Wayne, who has sported punkish hair along with chains, bangles and leather bracelets in the past, has been in the public eye before as a focus of a Wall Street Journal profile in December 2010.
According to the profile, he had used his Pine Tree Island home as a production studio for Playboy photo spreads and had posed with celebrities such as Paris Hilton and Aerosmith’s Steven Tyler.
The Miami indictment charges him with 12 counts of Medicare fraud by submitting “false claims” for therapeutic treatments, such as a 15-minute massages ($25), electrical stimulations ($20) and ultrasounds ($15).
The indictment accuses him of “falsely and fraudulently representing that these treatments and services were medically necessary and had been provided to Medicare beneficiaries” between December 2007 and August 2009.

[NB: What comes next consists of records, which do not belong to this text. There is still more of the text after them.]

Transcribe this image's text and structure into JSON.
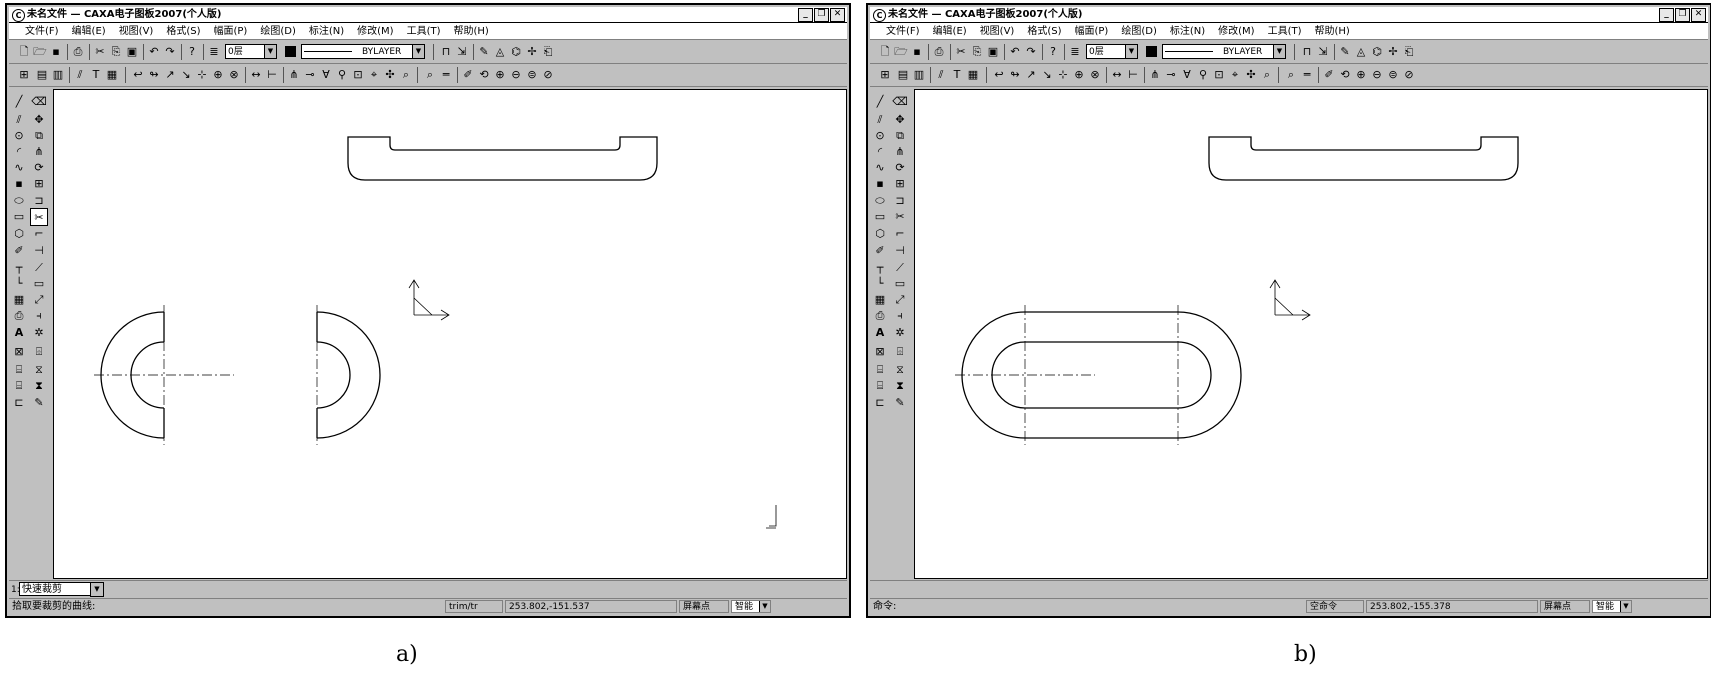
{
  "windows": [
    {
      "title": "未名文件  — CAXA电子图板2007(个人版)",
      "menu": [
        "文件(F)",
        "编辑(E)",
        "视图(V)",
        "格式(S)",
        "幅面(P)",
        "绘图(D)",
        "标注(N)",
        "修改(M)",
        "工具(T)",
        "帮助(H)"
      ],
      "layer": "0层",
      "linetype": "BYLAYER",
      "cmd_number": "1:",
      "cmd_mode": "快速裁剪",
      "prompt": "拾取要裁剪的曲线:",
      "command": "trim/tr",
      "coords": "253.802,-151.537",
      "snap": "屏幕点",
      "smart": "智能",
      "caption": "a)"
    },
    {
      "title": "未名文件  — CAXA电子图板2007(个人版)",
      "menu": [
        "文件(F)",
        "编辑(E)",
        "视图(V)",
        "格式(S)",
        "幅面(P)",
        "绘图(D)",
        "标注(N)",
        "修改(M)",
        "工具(T)",
        "帮助(H)"
      ],
      "layer": "0层",
      "linetype": "BYLAYER",
      "prompt": "命令:",
      "command": "空命令",
      "coords": "253.802,-155.378",
      "snap": "屏幕点",
      "smart": "智能",
      "caption": "b)"
    }
  ],
  "icons": {
    "window_buttons": [
      "minimize-icon",
      "restore-icon",
      "close-icon"
    ],
    "left_tools": [
      "line-icon",
      "parallel-icon",
      "circle-icon",
      "arc-icon",
      "spline-icon",
      "point-icon",
      "ellipse-icon",
      "rectangle-icon",
      "polygon-icon",
      "polyline-icon",
      "center-line-icon",
      "hatch-icon",
      "text-icon"
    ]
  }
}
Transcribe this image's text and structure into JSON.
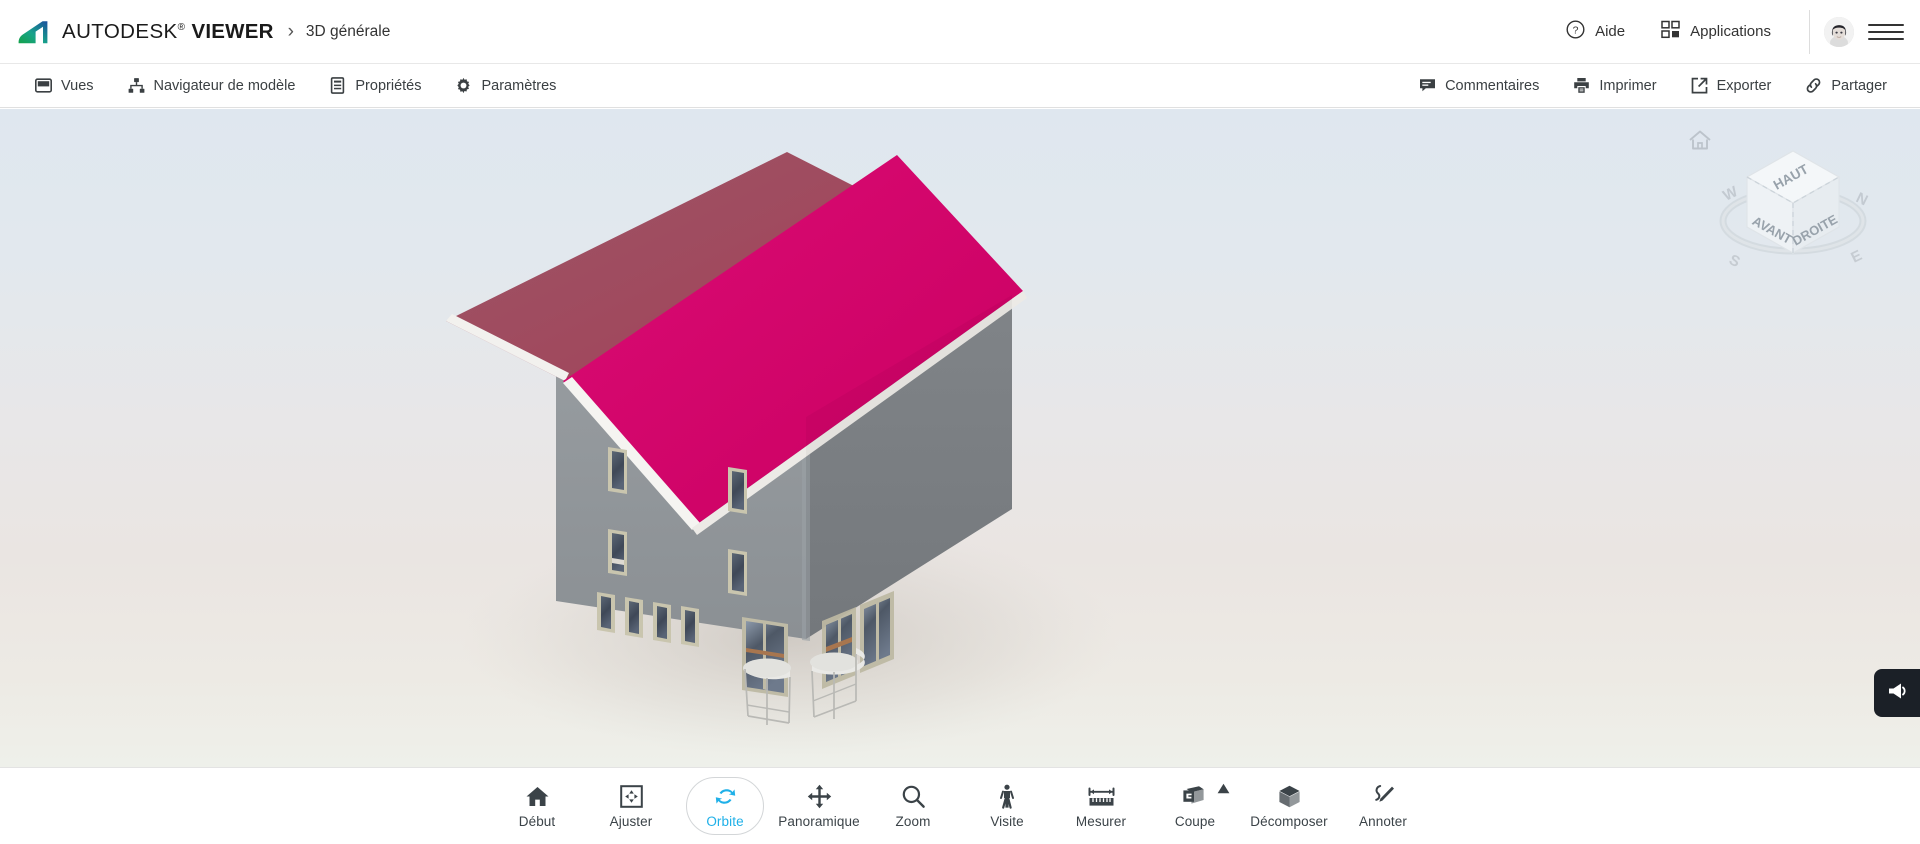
{
  "header": {
    "logo_icon": "autodesk-logo",
    "brand_prefix": "AUTODESK",
    "brand_sup": "®",
    "brand_suffix": "VIEWER",
    "breadcrumb_separator": "›",
    "document_title": "3D générale",
    "help": {
      "label": "Aide",
      "icon": "help-circle-icon"
    },
    "apps": {
      "label": "Applications",
      "icon": "grid-apps-icon"
    },
    "avatar_name": "user-avatar",
    "menu_icon": "hamburger-menu-icon"
  },
  "subtoolbar": {
    "left_items": [
      {
        "label": "Vues",
        "icon": "views-panel-icon"
      },
      {
        "label": "Navigateur de modèle",
        "icon": "model-tree-icon"
      },
      {
        "label": "Propriétés",
        "icon": "properties-document-icon"
      },
      {
        "label": "Paramètres",
        "icon": "gear-icon"
      }
    ],
    "right_items": [
      {
        "label": "Commentaires",
        "icon": "comment-bubble-icon"
      },
      {
        "label": "Imprimer",
        "icon": "printer-icon"
      },
      {
        "label": "Exporter",
        "icon": "export-external-link-icon"
      },
      {
        "label": "Partager",
        "icon": "share-link-icon"
      }
    ]
  },
  "viewport": {
    "home_icon": "home-view-icon",
    "viewcube": {
      "name": "view-cube",
      "face_top": "HAUT",
      "face_front": "AVANT",
      "face_right": "DROITE",
      "compass": {
        "n": "N",
        "e": "E",
        "s": "S",
        "w": "W"
      }
    },
    "model": {
      "name": "3d-building-model",
      "description": "Bâtiment 3D — toit sélectionné",
      "colors": {
        "selected_roof": "#d4006a",
        "roof": "#9c4e63",
        "wall_light": "#8d9195",
        "wall_dark": "#7d8185",
        "fascia": "#f0f0ee"
      }
    },
    "feedback_icon": "megaphone-feedback-icon"
  },
  "bottom_toolbar": {
    "active_tool": "Orbite",
    "accent_color": "#1fb0e8",
    "tools": [
      {
        "label": "Début",
        "icon": "home-icon",
        "active": false,
        "has_caret": false
      },
      {
        "label": "Ajuster",
        "icon": "fit-to-view-icon",
        "active": false,
        "has_caret": false
      },
      {
        "label": "Orbite",
        "icon": "orbit-icon",
        "active": true,
        "has_caret": false
      },
      {
        "label": "Panoramique",
        "icon": "pan-arrows-icon",
        "active": false,
        "has_caret": false
      },
      {
        "label": "Zoom",
        "icon": "magnifier-icon",
        "active": false,
        "has_caret": false
      },
      {
        "label": "Visite",
        "icon": "walk-person-icon",
        "active": false,
        "has_caret": false
      },
      {
        "label": "Mesurer",
        "icon": "ruler-measure-icon",
        "active": false,
        "has_caret": false
      },
      {
        "label": "Coupe",
        "icon": "section-cut-icon",
        "active": false,
        "has_caret": true
      },
      {
        "label": "Décomposer",
        "icon": "explode-cube-icon",
        "active": false,
        "has_caret": false
      },
      {
        "label": "Annoter",
        "icon": "annotate-pencil-icon",
        "active": false,
        "has_caret": false
      }
    ]
  }
}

The indictment further alleges that he disbursed the Medicare payments to himself and others.
Wayne once operated a lucrative medical practice in Miami’s Design District.
But Medicare administrators grew suspicious of Wayne’s voluminous billing activity for physical therapy services and began heavily scrutinizing his bills in 2009. That increased oversight forced him to sell his business.
Wayne, who obtained his osteopathic license in 1990, worked for a pain clinic, Park Place Medical Group, in Fort Lauderdale in 2010-11, according to state records.
But he got into trouble dispensing pain killers and other prescription drugs. In September 2012, the state Department of Health banned him from owning, operating or working in a pain management clinic and from dispensing prescription drugs, such as Oxycodone, Xanax and Flexeril.
His Facebook page says Wayne, who received his osteopathic degree from Nova Southeastern University, is now working in the emergency room at Larkin Community Hospital in South Miami. He was arrested there Monday by agents with the FBI and Department of Health and Human Services-Office of Inspector General.
Wayne also says he worked at Regional General Hospital in Williston, and as a family physician in Hialeah Gardens.